1. SalesforceCRM-- (CRM)
Salesforce is a leader in the Customer Relationship Management (CRM) technology space, with a market capitalization of $197.51 billion. The company's latest innovation, Einstein GPT, is the world’s first generative AI for CRMCRM--, which delivers AI-produced content for sales, service, marketing, commerce, and IT interaction at scale. This positions Salesforce at the forefront of AI-driven CRM technology, making it a top pick for investors looking for exposure to the AI-driven future of CRM technology.
Salesforce reported an 11% increase in total revenue and a 44% growth in operating cash flow year-over-year for the fourth quarter of fiscal year 2024. This strong financial performance indicates robust earnings growth and revenue generation. The company's share price has nearly increased by 60% within the past year, indicating strong investor confidence.
2. Nvidia (NVDA)
Nvidia is a leading semiconductor company that produces GPUs for gaming PCs and provides data center infrastructure. Its exposure to the AI industry, particularly in generative AI and related technology, makes it a stock investors should keep a close eye on. Nvidia reported a massive spike in total revenue, which more than tripled, and net income rose by more than eightfold compared to the previous year. Its data center and professional visualization business experienced a 400% and 100% increase in sales year-over-year, respectively. This significant growth in revenue and earnings highlights Nvidia's strong fundamentals.

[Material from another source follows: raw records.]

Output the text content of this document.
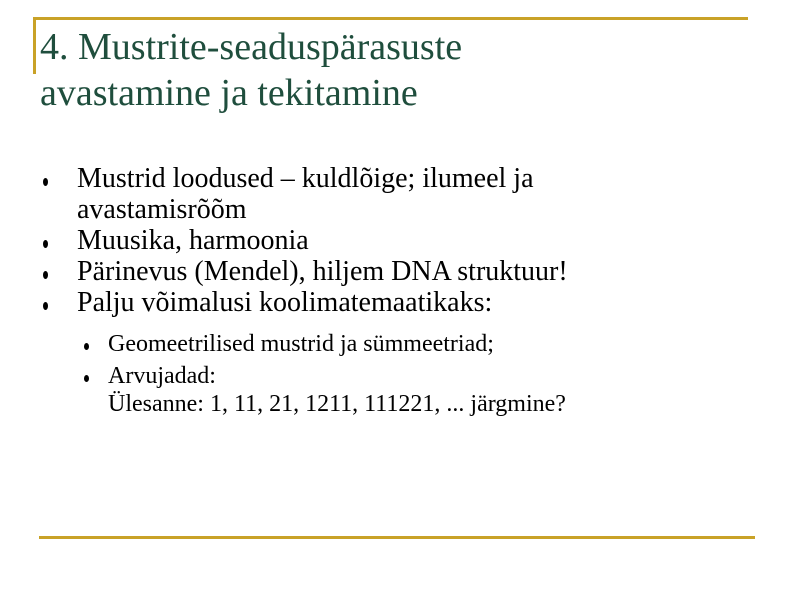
4. Mustrite-seaduspärasuste
avastamine ja tekitamine
Mustrid loodused – kuldlõige; ilumeel ja
avastamisrõõm
Muusika, harmoonia
Pärinevus (Mendel), hiljem DNA struktuur!
Palju võimalusi koolimatemaatikaks:
Geomeetrilised mustrid ja sümmeetriad;
Arvujadad:
Ülesanne: 1, 11, 21, 1211, 111221, ... järgmine?
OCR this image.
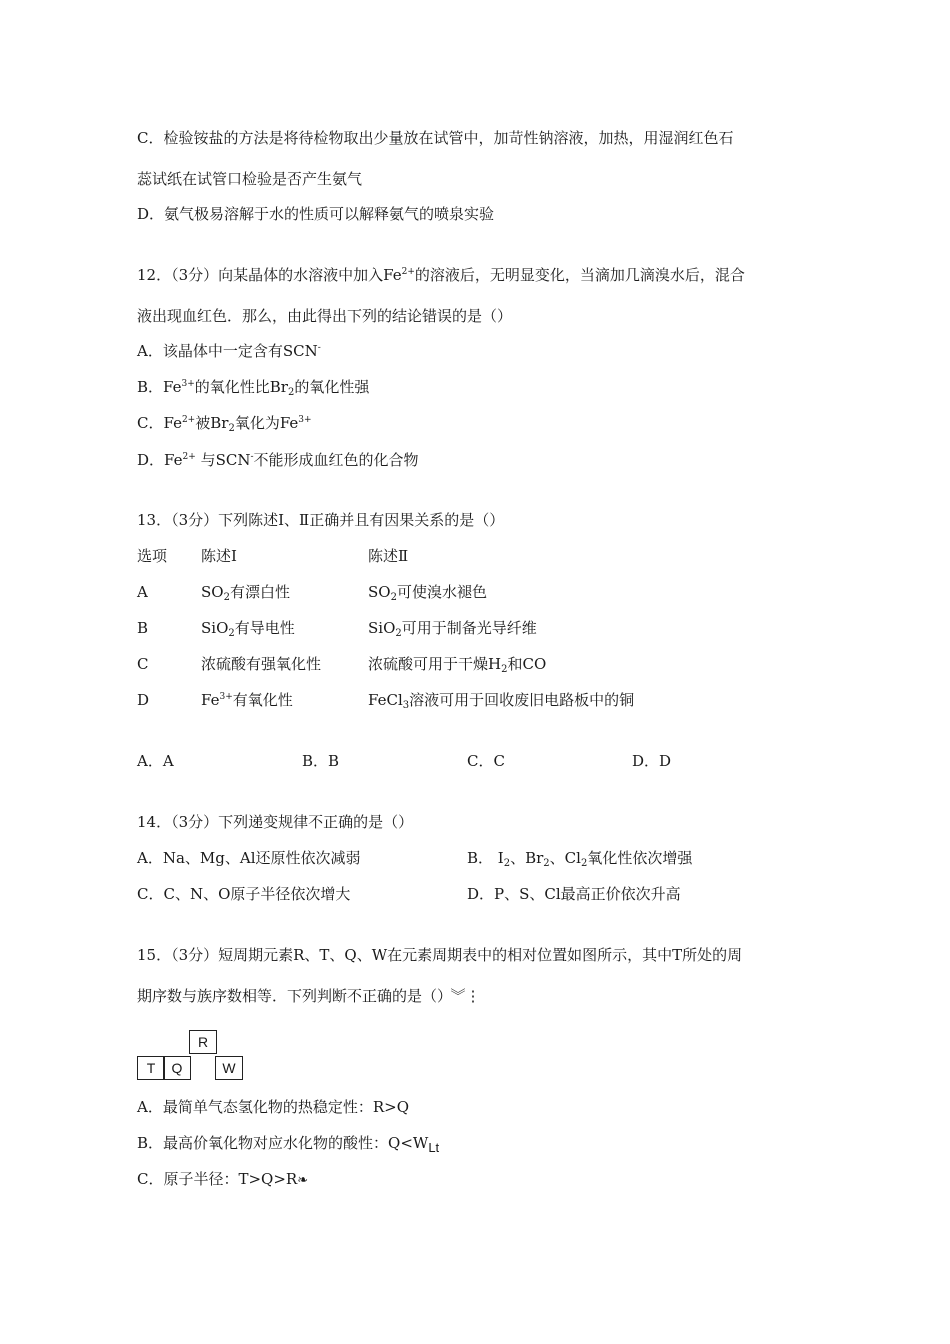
C．检验铵盐的方法是将待检物取出少量放在试管中，加苛性钠溶液，加热，用湿润红色石
蕊试纸在试管口检验是否产生氨气
D．氨气极易溶解于水的性质可以解释氨气的喷泉实验
12．（3分）向某晶体的水溶液中加入$Fe^{2+}$的溶液后，无明显变化，当滴加几滴溴水后，混合
液出现血红色．那么，由此得出下列的结论错误的是（）
A．该晶体中一定含有SCN-
B．$Fe^{3+}$的氧化性比$Br_2$的氧化性强
C．$Fe^{2+}$被$Br_2$氧化为$Fe^{3+}$
D．$Fe^{2+}$ 与SCN-不能形成血红色的化合物
13．（3分）下列陈述Ⅰ、Ⅱ正确并且有因果关系的是（）
选项 陈述Ⅰ	陈述Ⅱ
A	$SO_2$有漂白性	$SO_2$可使溴水褪色
B	SiO$_2$有导电性	SiO$_2$可用于制备光导纤维
C	浓硫酸有强氧化性	浓硫酸可用于干燥$H_2$和CO
D	$Fe^{3+}$有氧化性	FeCl$_3$溶液可用于回收废旧电路板中的铜
A．A	B．B	C．C	D．D
14．（3分）下列递变规律不正确的是（）
A．Na、Mg、Al还原性依次减弱	B． $I_2$、$Br_2$、$Cl_2$氧化性依次增强
C．C、N、O原子半径依次增大	D．P、S、Cl最高正价依次升高
15．（3分）短周期元素R、T、Q、W在元素周期表中的相对位置如图所示，其中T所处的周
期序数与族序数相等．下列判断不正确的是（） ︾⋮
R
T	Q	W
A．最简单气态氢化物的热稳定性：R>Q
B．最高价氧化物对应水化物的酸性：Q<WLt
C．原子半径：T>Q>R❧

Nvidia's share price growth has more than tripled due to the growing investor interest in generative AI and related technology. The company's first quarterly dividend to investors, resulting in an annual dividend yield of 0.02% or four cents per share quarterly, further supports its financial strength.
3. ServiceNow (NOW)
ServiceNow operates an automation platform for digital companies in various industries, including telecommunications, manufacturing, and IT services. Its share price has surged by more than 75% due to growing potential within the automation tech and generative AI industries. ServiceNow reported a 26% growth in total revenue compared to the previous year. It raised the future earnings outlook to 24% and 24.5% sales growth year-over-year for the first quarter of 2024. This consistent revenue growth and positive earnings outlook indicate strong fundamentals.
ServiceNow's recent acquisitions, such as NetACE Network Technology and 4Industry, further enhance its automation technology business, making it a strong buy for investors seeking a cutting-edge tech company.
Conclusion
In summary, these three tech stocks—Salesforce, Nvidia, and ServiceNow—are resilient to market crashes and suitable for long-term investment due to their strong fundamentals, competitive advantages, and exposure to high-growth industries such as AI and cloud computing. Despite market volatility, their financial performance and strategic innovations position them for long-term growth. Investors looking to weather the current storm and capitalize on future opportunities should consider adding these tech giants to their portfolios.